Leave issues enough to make you sick
At this time of year many people choose to get a flu jab. I prefer to encourage people around me to get one, so I do not have to. I offer my staff incentives, including arranging for a nurse to deliver the injections, and providing lollies to those who do not cry.
This raises an interesting issue, though – can employers compel their employees to get flu jabs?
The short answer is no, because this is a medical procedure and requires informed consent. It might be possible for an employer to make flu jabs a condition of employment for new employees, because in accepting the offer they would be deemed to be providing consent. But otherwise this must remain a matter of individual choice.

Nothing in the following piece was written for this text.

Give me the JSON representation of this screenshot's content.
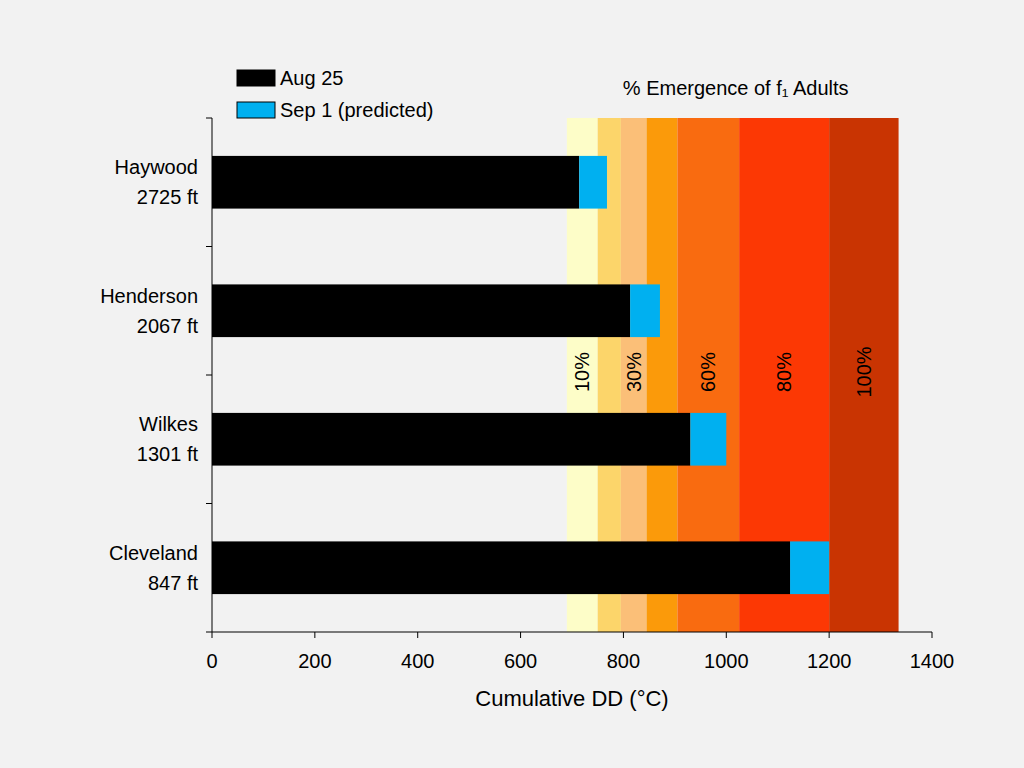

Sick leave also inspires a range of commonly asked questions. One is what happens when employees have no entitlement to sick leave. New employees do not become entitled to paid sick leave until they have worked for a minimum of six months. The question may also arise when an employee has exhausted their existing entitlement.

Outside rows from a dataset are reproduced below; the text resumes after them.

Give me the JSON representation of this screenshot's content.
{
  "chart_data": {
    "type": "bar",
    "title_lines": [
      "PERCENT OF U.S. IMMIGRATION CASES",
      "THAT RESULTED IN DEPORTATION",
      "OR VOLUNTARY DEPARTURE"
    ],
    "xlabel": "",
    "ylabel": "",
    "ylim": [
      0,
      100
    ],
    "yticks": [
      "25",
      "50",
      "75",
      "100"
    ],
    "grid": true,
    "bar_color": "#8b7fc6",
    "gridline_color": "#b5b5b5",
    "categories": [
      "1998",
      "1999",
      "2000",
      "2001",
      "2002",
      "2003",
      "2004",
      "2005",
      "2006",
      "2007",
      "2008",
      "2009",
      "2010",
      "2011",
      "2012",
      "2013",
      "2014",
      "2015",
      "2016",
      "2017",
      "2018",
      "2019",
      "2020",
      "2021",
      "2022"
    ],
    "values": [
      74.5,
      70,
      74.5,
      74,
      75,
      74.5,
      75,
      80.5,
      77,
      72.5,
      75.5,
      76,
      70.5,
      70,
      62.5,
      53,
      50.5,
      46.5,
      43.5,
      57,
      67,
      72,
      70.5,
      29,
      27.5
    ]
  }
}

If an employee is sick, the employer cannot and should not require them to come to work. Nor can an employee be dismissed simply because they have no entitlement to paid sick leave; instead, they can take unpaid sick leave.

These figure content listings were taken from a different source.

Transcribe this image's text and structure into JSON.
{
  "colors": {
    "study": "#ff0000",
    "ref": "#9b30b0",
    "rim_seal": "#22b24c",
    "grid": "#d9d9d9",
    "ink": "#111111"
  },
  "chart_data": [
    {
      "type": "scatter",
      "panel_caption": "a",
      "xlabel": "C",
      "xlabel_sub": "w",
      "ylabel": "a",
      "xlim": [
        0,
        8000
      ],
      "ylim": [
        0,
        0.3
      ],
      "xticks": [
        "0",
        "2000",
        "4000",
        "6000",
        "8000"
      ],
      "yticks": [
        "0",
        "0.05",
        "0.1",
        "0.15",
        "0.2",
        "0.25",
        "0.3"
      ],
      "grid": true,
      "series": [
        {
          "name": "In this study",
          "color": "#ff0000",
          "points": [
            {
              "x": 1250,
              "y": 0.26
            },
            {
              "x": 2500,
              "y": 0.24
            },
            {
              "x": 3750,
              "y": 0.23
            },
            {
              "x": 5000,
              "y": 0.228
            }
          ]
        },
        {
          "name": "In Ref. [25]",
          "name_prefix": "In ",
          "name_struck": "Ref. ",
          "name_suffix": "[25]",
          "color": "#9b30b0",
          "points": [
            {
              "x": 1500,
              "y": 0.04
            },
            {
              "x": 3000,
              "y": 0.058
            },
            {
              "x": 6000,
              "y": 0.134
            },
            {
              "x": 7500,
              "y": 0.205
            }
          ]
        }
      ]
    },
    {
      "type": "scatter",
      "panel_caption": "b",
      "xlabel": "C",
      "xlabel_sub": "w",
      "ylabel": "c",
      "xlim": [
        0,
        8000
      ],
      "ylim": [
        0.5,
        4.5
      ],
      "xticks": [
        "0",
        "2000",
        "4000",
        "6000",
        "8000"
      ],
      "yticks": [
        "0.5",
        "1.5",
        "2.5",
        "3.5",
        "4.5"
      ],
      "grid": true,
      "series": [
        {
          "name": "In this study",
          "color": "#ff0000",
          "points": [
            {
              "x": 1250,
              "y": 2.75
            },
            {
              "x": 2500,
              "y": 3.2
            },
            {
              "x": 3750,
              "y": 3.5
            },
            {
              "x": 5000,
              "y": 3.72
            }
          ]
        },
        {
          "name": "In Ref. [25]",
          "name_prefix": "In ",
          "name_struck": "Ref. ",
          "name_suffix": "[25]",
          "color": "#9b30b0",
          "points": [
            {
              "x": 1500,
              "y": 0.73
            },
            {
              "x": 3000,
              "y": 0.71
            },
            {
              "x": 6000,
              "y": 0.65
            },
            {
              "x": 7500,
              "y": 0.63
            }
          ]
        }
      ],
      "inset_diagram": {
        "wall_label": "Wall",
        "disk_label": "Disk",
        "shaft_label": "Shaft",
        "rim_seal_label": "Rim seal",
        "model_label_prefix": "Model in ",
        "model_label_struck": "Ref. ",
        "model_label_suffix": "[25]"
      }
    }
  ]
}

Other issues arise when employers have doubts about the genuineness of an illness. In these cases they are entitled to request a medical certificate even for one day away, provided they pay for it.
If an employee is absent for three consecutive days (including weekends), they can be required to provide a medical certificate at their own expense.
Things get tricky when an employer still has reservations after receiving a medical certificate. It is not hard to persuade some doctors that you cannot attend work, which isn’t helped by the lack of information provided on medical certificates.
Unhappily for employers in this boat, they are required to accept the certificate on its face, unless it is fraudulent or a fake. In other words, if the doctor says the employee cannot attend work, that is generally the end of it.
Telecom found this out the hard way when it was criticised by the Employment Court for being unreasonably suspicious about the sick leave taken by employee Madhukar Narayan.
Narayan had applied for leave for a trip to Fiji for four weeks in December 2011 but was only granted three weeks’ leave until December 27. On that day, he emailed Telecom stating, ‘‘I seem to have caught a bad virus,’’ and advised that he would not be coming back to work for a few days.
Narayan then returned to New Zealand and to work on January 3. He provided a medical certificate for his illness on January 17 – there was some delay in getting hold of it as he had left it in his Fiji hotel room. His manager suspected it had been falsified. The certificate did not state the name of the practice or the doctor issuing it.
As a result of the employer’s doubts, and following a disciplinary process, Narayan was dismissed. On appeal, the court held that Telecom had ignored a key fact that totally undermined the basis of the dismissal. It turns out that Narayan had visited a doctor on the day he had claimed to.
The dismissal was found to be unjustified and Narayan was awarded lost wages plus $7000 compensation for humiliation and distress.
One other issue is employees coming to work sick. Can an employer can send workers home?
Given the overriding importance of health and safety in the workplace, if an employer has genuine reason to believe that an employee is a hazard to themselves or other people, they could, following consultation, require them to leave and obtain a medical certificate to confirm that they are safe to be in the workplace.
At this time of year, myriad tricky issues relating to sick leave are highlighted. The employers that tend to run into difficulties are those that are intolerant of employees taking sick leave. Ironically it is these types of workplaces where the highest levels of sick leave are taken.